AEP views individual plants as profit units that work together for total team results. The company has extended that thinking to include service groups.

“AEP Pro Serv is a good example,” Norris said. “It was formed by combining a variety of AEP’s internal engineering and technical support services groups into a for-profit company. AEP Pro Serv is building three power plants for other companies and is successfully marketing a variety of engineering, environmental and maintenance services to other companies.”

While AEP’s generation employees were learning the wholesale markets, the company’s traders and marketers were learning key elements of plant operations.

“To be successful, our traders had to integrate the plant information with other market information,” said Eric van der Walde, AEP’s senior vice president – energy trading. “An added benefit is that our three years of experience with our own plants helped us learn how to work with plant operations. This enabled us to efficiently integrate the new megawatts that came with the recently completed merger with Central and South West.”

But van der Walde notes that AEP’s wholesale marketing and trading operation goes far beyond the megawatts supplied by the company’s plants.

“We have continued to broaden our base,” van der Walde said. “Our marketing and trading organization is number two in the U.S. in electricity volume, so it’s obvious we do more than just move AEP’s megawatts.

“But we are more than just electricity. We currently trade electricity, natural gas, sulfur dioxide allowances and coal. We are rapidly growing our gas capabilities, and our European trading is also rapidly growing.”

AEP’s natural gas volumes averaged approximately 4 billion cubic feet per day in the third quarter, up from approximately 2.5 billion cubic feet per day in the third quarter last year. The company’s European traders completed as many as 600 transactions a week in September, up from less than 50 a week as recently as June.

And AEP is heavily involved with leading electronic exchanges as a partner in IntercontinentalExchange and an equity investor in Altra.

“Our wholesale marketing and trading business is growing rapidly, efficiently and profitably,” van der Walde said.

American Electric Power is a multinational energy company based in Columbus, Ohio. AEP owns and operates more than 38,000 megawatts of generating capacity, making it one of America’s largest generators of electricity. The company is also a leading wholesale energy marketer and trader, ranking second in the U.S. in electricity volume. AEP provides retail electricity to more than 9 million customers worldwide and has more than $35 billion in assets, primarily in the U.S. with holdings in select international markets. Wholly owned subsidiaries are involved in power engineering and construction services, energy management and telecommunications.
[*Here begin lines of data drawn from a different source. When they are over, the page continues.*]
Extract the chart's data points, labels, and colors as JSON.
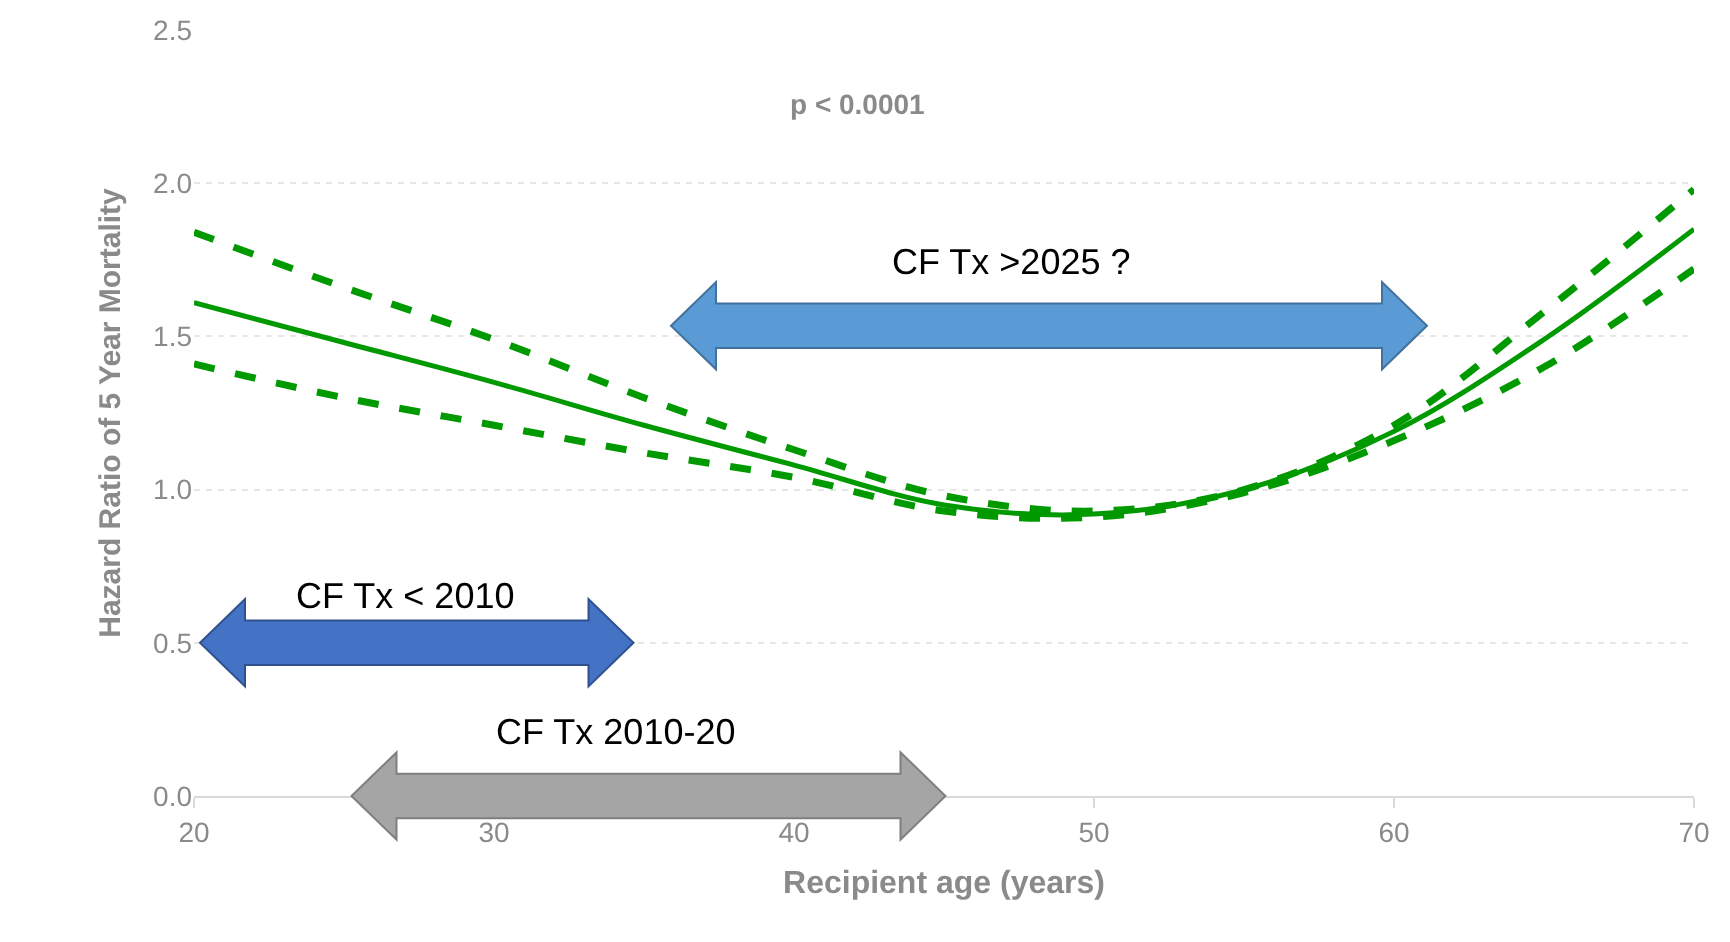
{
  "chart_data": {
    "type": "line",
    "xlabel": "Recipient age (years)",
    "ylabel": "Hazard Ratio of 5 Year Mortality",
    "x": [
      20,
      25,
      30,
      35,
      40,
      45,
      50,
      55,
      60,
      65,
      70
    ],
    "series": [
      {
        "color": "#009900",
        "line_style": "dashed",
        "values": [
          1.84,
          1.66,
          1.49,
          1.3,
          1.13,
          0.98,
          0.93,
          1.0,
          1.21,
          1.58,
          1.98
        ]
      },
      {
        "color": "#009900",
        "line_style": "solid",
        "values": [
          1.61,
          1.48,
          1.35,
          1.21,
          1.08,
          0.95,
          0.92,
          1.0,
          1.19,
          1.49,
          1.85
        ]
      },
      {
        "color": "#009900",
        "line_style": "dashed",
        "values": [
          1.41,
          1.3,
          1.21,
          1.12,
          1.04,
          0.93,
          0.91,
          0.99,
          1.16,
          1.4,
          1.72
        ]
      }
    ],
    "xlim": [
      20,
      70
    ],
    "xticks": [
      20,
      30,
      40,
      50,
      60,
      70
    ],
    "ylim": [
      0,
      2.5
    ],
    "yticks": [
      {
        "value": 0,
        "label": "0.0"
      },
      {
        "value": 0.5,
        "label": "0.5"
      },
      {
        "value": 1,
        "label": "1.0"
      },
      {
        "value": 1.5,
        "label": "1.5"
      },
      {
        "value": 2,
        "label": "2.0"
      },
      {
        "value": 2.5,
        "label": "2.5"
      }
    ],
    "grid": "y",
    "marker": "none",
    "annotations": [
      "p < 0.0001",
      "CF Tx >2025 ?",
      "CF Tx < 2010",
      "CF Tx 2010-20"
    ]
  }
}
The comments set forth above include forward-looking statements within the meaning of Section 21E of the Securities Exchange Act of 1934, including (1) statements concerning the Company’s plans, objectives, expected performance and expenditures and (2) other statements that are other than statements of historical fact. These forward-looking statements reflect assumptions, and involve a number of risks and uncertainties. Among the factors that could cause actual results to differ materially from forward-looking statements are electric load and customer growth, abnormal weather conditions, availability of generating capacity, the ability to recover net regulatory assets and other stranded costs in connection with deregulation of generation, interest rates and other risks and unforeseen events over which the Company has no control. The reader is also directed to the Company’s periodic filings with the Securities and Exchange Commission for additional factors that may impact the Company’s results of operations and financial condition. Furthermore, historical results may not be indicative of the Company’s future performance.